The University of Portland this year enrolled 816 freshmen, a little above its target of 800. Goldrick said the university this year increased its tuition discount — the average amount of tuition given back to students in merit and need-based aid — to 41 percent to counter the bad economy. Seattle U.'s discount rate is 37.5 percent.

While Seattle U. raised $169 million during its recently completed six-year capital campaign, it continues to face a number of financial pressures. The school's endowment has lost 20 percent of its value due to the market downturn, and companies such as Boeing and Paccar have cut back on employee-tuition benefits. Financial-aid costs have also been on the rise.

Ron Smith, Seattle U.'s vice president for finance and business affairs, said the university instituted a 5 percent budget cut for nonsalary expenses last year.

"We did get caught with a little bit of a concern with liquidity, but it didn't amount to anything," he said. "We don't want to be caught with no money when we need it."

Smith said the university recently borrowed $41 million, bringing its total debt to about $150 million. But, he said, the university has retained a good bond rating and its overall finances remain healthy. He said unexpectedly high numbers of transfer students this year helped balance the lack of freshmen and kept the budget on track.

Part of the reason Gonzaga and the University of Portland were able to outperform Seattle U. in freshman enrollment this year was because they offered more generous financial-aid packages.
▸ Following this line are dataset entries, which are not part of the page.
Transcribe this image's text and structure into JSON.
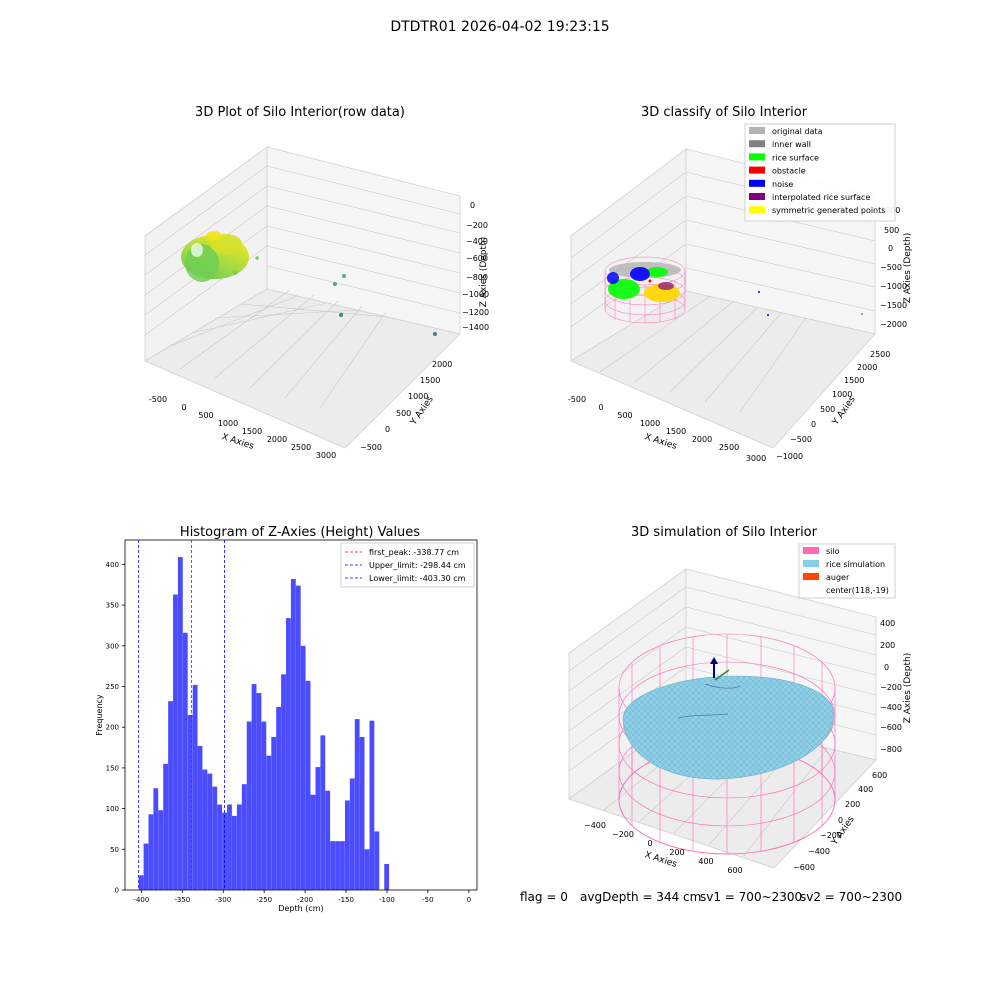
{
  "figure": {
    "suptitle": "DTDTR01 2026-04-02 19:23:15",
    "footer": {
      "flag": "flag = 0",
      "avg_depth": "avgDepth = 344 cm",
      "sv1": "sv1 = 700~2300",
      "sv2": "sv2 = 700~2300"
    }
  },
  "chart_data": [
    {
      "type": "scatter",
      "projection": "3d",
      "title": "3D Plot of Silo Interior(row data)",
      "xlabel": "X Axies",
      "ylabel": "Y Axies",
      "zlabel": "Z Axies (Depth)",
      "x_ticks": [
        "-500",
        "0",
        "500",
        "1000",
        "1500",
        "2000",
        "2500",
        "3000"
      ],
      "y_ticks": [
        "-500",
        "0",
        "500",
        "1000",
        "1500",
        "2000"
      ],
      "z_ticks": [
        "0",
        "−200",
        "−400",
        "−600",
        "−800",
        "−1000",
        "−1200",
        "−1400"
      ],
      "grid": true,
      "colormap": "viridis (depth)",
      "outlier_points": [
        {
          "x": 1200,
          "y": 1900,
          "z": -900
        },
        {
          "x": 1300,
          "y": 1700,
          "z": -1000
        },
        {
          "x": 1500,
          "y": 1200,
          "z": -1200
        },
        {
          "x": 2900,
          "y": 1600,
          "z": -1400
        }
      ]
    },
    {
      "type": "scatter",
      "projection": "3d",
      "title": "3D classify of Silo Interior",
      "xlabel": "X Axies",
      "ylabel": "Y Axies",
      "zlabel": "Z Axies (Depth)",
      "x_ticks": [
        "-500",
        "0",
        "500",
        "1000",
        "1500",
        "2000",
        "2500",
        "3000"
      ],
      "y_ticks": [
        "-1000",
        "-500",
        "0",
        "500",
        "1000",
        "1500",
        "2000",
        "2500"
      ],
      "z_ticks": [
        "1000",
        "500",
        "0",
        "−500",
        "−1000",
        "−1500",
        "−2000"
      ],
      "grid": true,
      "legend_position": "top-right",
      "legend": [
        {
          "label": "original data",
          "color": "#b3b3b3"
        },
        {
          "label": "inner wall",
          "color": "#808080"
        },
        {
          "label": "rice surface",
          "color": "#00ff00"
        },
        {
          "label": "obstacle",
          "color": "#ff0000"
        },
        {
          "label": "noise",
          "color": "#0000ff"
        },
        {
          "label": "interpolated rice surface",
          "color": "#800080"
        },
        {
          "label": "symmetric generated points",
          "color": "#ffff00"
        }
      ]
    },
    {
      "type": "bar",
      "subtype": "histogram",
      "title": "Histogram of Z-Axies (Height) Values",
      "xlabel": "Depth (cm)",
      "ylabel": "Frequency",
      "xlim": [
        -420,
        10
      ],
      "ylim": [
        0,
        430
      ],
      "x_ticks": [
        -400,
        -350,
        -300,
        -250,
        -200,
        -150,
        -100,
        -50,
        0
      ],
      "y_ticks": [
        0,
        50,
        100,
        150,
        200,
        250,
        300,
        350,
        400
      ],
      "bin_start": -403.3,
      "bin_width": 6.0,
      "values": [
        18,
        57,
        93,
        125,
        98,
        155,
        232,
        363,
        409,
        316,
        215,
        252,
        177,
        148,
        143,
        127,
        105,
        95,
        105,
        91,
        105,
        130,
        207,
        253,
        242,
        207,
        165,
        188,
        225,
        265,
        334,
        382,
        374,
        300,
        257,
        117,
        151,
        190,
        122,
        60,
        60,
        60,
        110,
        137,
        210,
        188,
        50,
        208,
        72,
        0,
        32
      ],
      "bar_color": "#0000ff",
      "bar_alpha": 0.7,
      "vlines": [
        {
          "label": "first_peak: -338.77 cm",
          "x": -338.77,
          "color": "#ff0000"
        },
        {
          "label": "Upper_limit: -298.44 cm",
          "x": -298.44,
          "color": "#0000ff"
        },
        {
          "label": "Lower_limit: -403.30 cm",
          "x": -403.3,
          "color": "#0000ff"
        }
      ],
      "legend_position": "top-right"
    },
    {
      "type": "surface",
      "projection": "3d",
      "title": "3D simulation of Silo Interior",
      "xlabel": "X Axies",
      "ylabel": "Y Axies",
      "zlabel": "Z Axies (Depth)",
      "x_ticks": [
        "−400",
        "−200",
        "0",
        "200",
        "400",
        "600"
      ],
      "y_ticks": [
        "−600",
        "−400",
        "−200",
        "0",
        "200",
        "400",
        "600"
      ],
      "z_ticks": [
        "400",
        "200",
        "0",
        "−200",
        "−400",
        "−600",
        "−800"
      ],
      "grid": true,
      "legend_position": "top-right",
      "legend": [
        {
          "label": "silo",
          "color": "#ff69b4"
        },
        {
          "label": "rice simulation",
          "color": "#87ceeb"
        },
        {
          "label": "auger",
          "color": "#ff4500"
        },
        {
          "label": "center(118,-19)",
          "color": ""
        }
      ]
    }
  ]
}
Gonzaga now has 7,682 students, just 69 shy of Seattle U. Go back six years and the gap was 1,200 students.

Much of Gonzaga's success can be traced to its rise in Division I basketball.

"Basketball allows us to have a bigger fish net ... the exposure is great on the front end," said Julie McCulloh, Gonzaga's dean of admission. "And students like a school environment where there is something to rally around."

Seattle U. intends to spend about $11 million a year (including $3 million from ticket sales and fundraising) on athletics by 2012 as it tries to revive past Division I basketball successes. But it has a long way to go.

Many people remain confused at the ousting of McKeon, who had just finished a year serving as president of the Pacific Northwest Association for College Admission Counseling (PNACAC).

"Michael McKeon had a following and a reputation that was just amazing," said Cynthia Thornquist, the director of admission at Carroll College in Montana. "He was definitely a leader ... It just makes you shake your head."

Cathy McMeekan, a Spokane high-school counselor who took over from McKeon as PNACAC president in May, said high-school counselors across the state are awaiting an explanation from Seattle U. about its enrollment strategy, so they can better advise students on whether to apply. She added that McKeon was an "ethical barometer" that people turned to for guidance.

"He is the person on the local level, the regional level and the national level who stood up for marginalized students and students of color," McMeekan said. "One of the big impacts he had on our national organization was to make sure we were inclusive, and it wasn't just your typical white, middle-upper class students going to college."